A sparsely populated under developed region saw the massive flow of people from nearby areas. The shifting demography made the locals wary of becoming a minority in their own homeland. A competition for scarce resources and the people moving from outside having an edge over the locals made things worse. Despite having regulative rules like Inner Line Permit system which regulated the movement of people from outside into the states, they are not insulated from such movement. The development deficit, sub national politics, secessionist movements have together put in place an insider-outsider dichotomy. Every state of the region have time and again fallen victim to such conflicts based on who is a local and who is an outsider. While in Tripura, the indigenous people have been turned into a minority, Arunachal saw clashes of locals with environmental refugees of Chakma and Hajong community, Assam have been suffering bouts of violence in Bodo territorial council areas.

The situation has worsened with the frequent failure of law and order situation.
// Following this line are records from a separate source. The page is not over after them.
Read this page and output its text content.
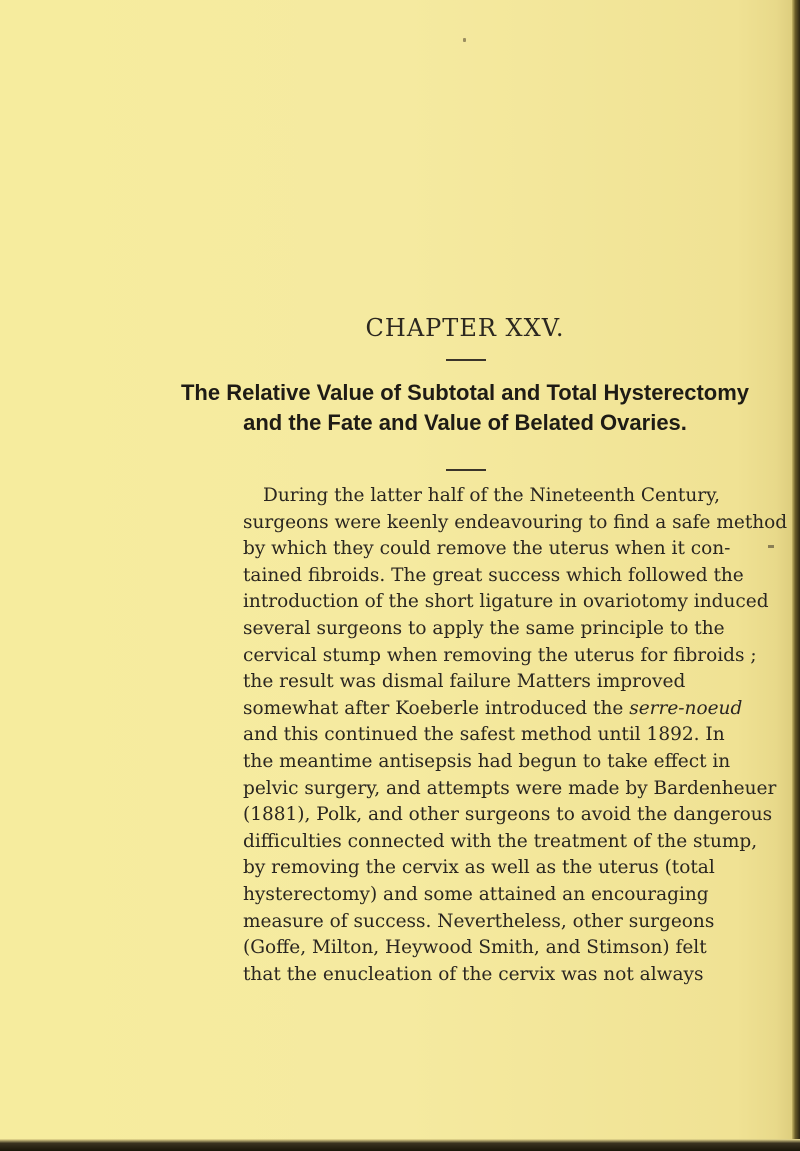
CHAPTER XXV.
The Relative Value of Subtotal and Total Hysterectomy
and the Fate and Value of Belated Ovaries.
During the latter half of the Nineteenth Century,
surgeons were keenly endeavouring to find a safe method
by which they could remove the uterus when it con-
tained fibroids. The great success which followed the
introduction of the short ligature in ovariotomy induced
several surgeons to apply the same principle to the
cervical stump when removing the uterus for fibroids ;
the result was dismal failure Matters improved
somewhat after Koeberle introduced the serre-noeud
and this continued the safest method until 1892. In
the meantime antisepsis had begun to take effect in
pelvic surgery, and attempts were made by Bardenheuer
(1881), Polk, and other surgeons to avoid the dangerous
difficulties connected with the treatment of the stump,
by removing the cervix as well as the uterus (total
hysterectomy) and some attained an encouraging
measure of success. Nevertheless, other surgeons
(Goffe, Milton, Heywood Smith, and Stimson) felt
that the enucleation of the cervix was not always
Militants and insurgents have often taken the security agencies for a ride hampering lives and property of common people. In a similar trend there was a failure of administrative machinery when they could not stop a mob of executing an under trial person. Administration also failed in countering the rumours of the alleged accused of being an illegal immigrant from Bangladesh. This further instigated the mob’s anger against him.

But amidst the cacophony, the talk of the rape victim got lost. People seem to be divided in two camps- those who declared that an outsider have come and violated a local woman and hence needed to be taught a lesson and those who feel the woman have falsely accused the person of rape as medical tests show otherwise. One minority pitched against another leads to a loss of empathy for both. A Bengali Muslim accused of raping a Naga woman falls victim to the pent up anger of the locals’ against people from other regions.

This is not only a failure of administrative machinery but a failure of collective imagination which continues to see people in terms of ‘us’ and ‘them’. With a violent history, violence seems to have seeped into the social spaces of the region as well. The government must relook at the federal set up and its exclusivist nature, the security scenario and address the genuine grievances of the people. The fears of indigenous people must be abated along with ensuring that Muslim minorities are not easily targeted as immigrants and harassed.

The writer is an Assistant Professor in Goalpara College of Assam. Her research interest includes Muslims in Assam, development and northeast, gender etc.